PUTTING FOREIGN DIRECT INVESTMENT TO JORDAN BACK

   

PUTTING FOREIGN DIRECT INVESTMENT TO JORDAN BACK ON TRACK

Muhannad Shehadeh
 

Highlights

  • Jordan witnessed a significant drop in Foreign Direct Investment flow in the past decade. Realized investments flowed mostly to one sector.
  • The slowdown in growth and deepening of unemployment were tightly linked to the decline in FDI
  • FDI decreased by 45% over past three years despite the improvement in the Doing Business ranking for Jordan as it advanced 45 places.
  • Administrative and bureaucratic obstacles are not the key constraint facing the flow of FDI to the Kingdom. The key challenge is the absence of significant investment projects that offer competitive returns and stable rules that guarantee consistency.
   
Jordan advanced 45 places in the Doing Business Report over the past three years to move to the 69th position out of 190 countries listed. However, during that same period FDI flow declined by 45%.
Bureaucracy and scattered decision points may be an important factor in lowering FDI growth, but these factors are in no way the sufficient reasons behind such significant decline. Case in point is that Egypt was able to attract the highest ratio of FDI among Arab countries in 2019 while ranking 114 in the Doing Business report.
Key to attracting FDI in developing countries remains the cost and return of investment. This has become a major challenge for Jordan in view of the increased cost of inputs in the production process, namely the cost of energy, transport and even labor.
This has been particularly critical, in view of the competition between countries in the region and the ability of others to offer competitive solutions in terms of energy, transport and skilled labor.

The challenge of attracting FDI and establishing major investment opportunities

A principle driver for FDI over the past 7 years in Jordan was renewable energy. The sector witnessed significant development with the establishment of clear regulations, smooth decision-making processes, and lucrative investment opportunities through power purchase agreements and partnerships with the private sector.
Successful investment projects that were achieved in the past ten years or more, such as the international airport expansion and the new port system, must and can be replicated across different other sectors and projects.
The national railway (or phases of it), the Green Corridor and further infrastructure development in the energy sector, building a network of toll roads, and Restructuring NEPCO, are a few examples.
The problem is not the lack of funding or investment opportunities. The Saudi Investment Fund, the Qatari earmark of funds for Jordanian investments among other important windows of funding are not tapped. This is fundamentally because of the inability or unwillingness of the government over the past 30 months to put together major, well-prepared investment projects.

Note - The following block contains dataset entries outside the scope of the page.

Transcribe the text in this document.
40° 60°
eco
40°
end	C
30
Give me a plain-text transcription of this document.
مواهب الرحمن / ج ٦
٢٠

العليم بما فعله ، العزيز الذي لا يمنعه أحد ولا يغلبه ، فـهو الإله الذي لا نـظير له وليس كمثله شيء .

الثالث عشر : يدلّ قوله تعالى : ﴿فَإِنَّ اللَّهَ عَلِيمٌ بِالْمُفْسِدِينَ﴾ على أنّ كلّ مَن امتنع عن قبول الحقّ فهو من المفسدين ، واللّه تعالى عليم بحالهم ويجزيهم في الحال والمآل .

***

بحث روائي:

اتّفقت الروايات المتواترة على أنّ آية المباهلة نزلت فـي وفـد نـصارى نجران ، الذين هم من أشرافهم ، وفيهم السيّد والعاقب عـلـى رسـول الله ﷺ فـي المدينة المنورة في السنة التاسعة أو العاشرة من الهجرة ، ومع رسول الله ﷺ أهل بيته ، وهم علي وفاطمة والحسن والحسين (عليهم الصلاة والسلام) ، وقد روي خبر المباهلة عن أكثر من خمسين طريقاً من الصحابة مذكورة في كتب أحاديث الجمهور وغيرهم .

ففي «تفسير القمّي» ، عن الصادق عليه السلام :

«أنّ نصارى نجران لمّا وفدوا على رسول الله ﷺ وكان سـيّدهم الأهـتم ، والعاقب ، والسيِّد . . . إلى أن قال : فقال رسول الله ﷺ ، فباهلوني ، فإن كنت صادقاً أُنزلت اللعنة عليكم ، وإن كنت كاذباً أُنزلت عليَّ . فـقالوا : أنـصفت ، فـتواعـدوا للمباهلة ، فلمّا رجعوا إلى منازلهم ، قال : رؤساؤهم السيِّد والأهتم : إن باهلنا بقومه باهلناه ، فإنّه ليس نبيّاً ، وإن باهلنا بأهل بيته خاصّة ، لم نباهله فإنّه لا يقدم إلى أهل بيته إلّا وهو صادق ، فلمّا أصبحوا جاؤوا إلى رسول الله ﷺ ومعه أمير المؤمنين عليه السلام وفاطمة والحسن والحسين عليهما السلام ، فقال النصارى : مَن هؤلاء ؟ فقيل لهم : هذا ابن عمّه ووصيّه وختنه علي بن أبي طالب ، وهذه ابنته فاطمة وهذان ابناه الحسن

LEGISLATIVE STABILITY AND FDI

Jordan’s Income Tax law has been amended three times in the last four years along with various changes in regulations and policy decisions that had significant impact on foreign investor confidence.
Despite the need to keep modernizing and updating the legislative framework for business in areas of e-commerce, property rights, money laundering, etc. continuous changes to the legislative platform underlines the lack of coordination with the private sector stakeholders and weakness in projecting the right models and proper planning by public sector officials.

Developing Jordan’s investment identity in the aftermath of COVID-19 and its global impact

Jordan cannot be anything and everything in terms of investment and business and its priorities need to be clearly outlined on a competitive basis. This will require focus on service sectors and tourism in view of employment opportunities and cost effectiveness, as well as local development spillover.
Another area of focus is a modern agro industry with clusters that can attract regional investments, and finally the technology sector and programming industry. This sector is currently performing far below its potential considering the high number of graduates in this area among university students (5600 per year) and the adequate infrastructure in the Kingdom that attracts world players such as AMAZON.
Jordan has to be realistic about global trends in 2021 as the UN expects FDI to decrease by 40% with most of the impact on developing countries. The decrease for the region is expected at 15% and for Jordan at 7-10%.
This comes when Jordan has seen its FDI levels drop to less than 50% for the period 2010-2019 compared to the decade 2000-2010.

 

Policy Recommendations

1. Jordan should have a coherent investment narrative focused on key areas where it has the strongest competitive edge. As this has not been self-evident in the past, it has to be constructed within a comprehensive framework.


2. The tourism sector must be prioritized and salvaged after the world emerges from COVID-19. This requires lowering sales taxes by half on the industry and allowing major hotels to use renewable energy. Other incentives for investors may include long-term land use rights in targeted areas and with employment benchmarks, as well as incentivizing family owned and SME in bed and breakfast and lodge tourism in the Governorates.


3. Providing water sources for Coops that provide efficient and modern agro production models.


4. Reviving national infrastructure projects, especially those that have been shelved or have been on hold for some time after preliminary or advanced work has been finalized (toll roads, railway Aqaba-Amman phase, New City project, NEPCO restructuring for investment)


5. Applying the one stop shop in the Investment Commission by amending overlapping legislation that has undermined its effective functioning.


6. Establishing a national investment fund with private sector participation for national infrastructure projects


7. Issuing government bonds with fixed returns to individuals for national mega projects.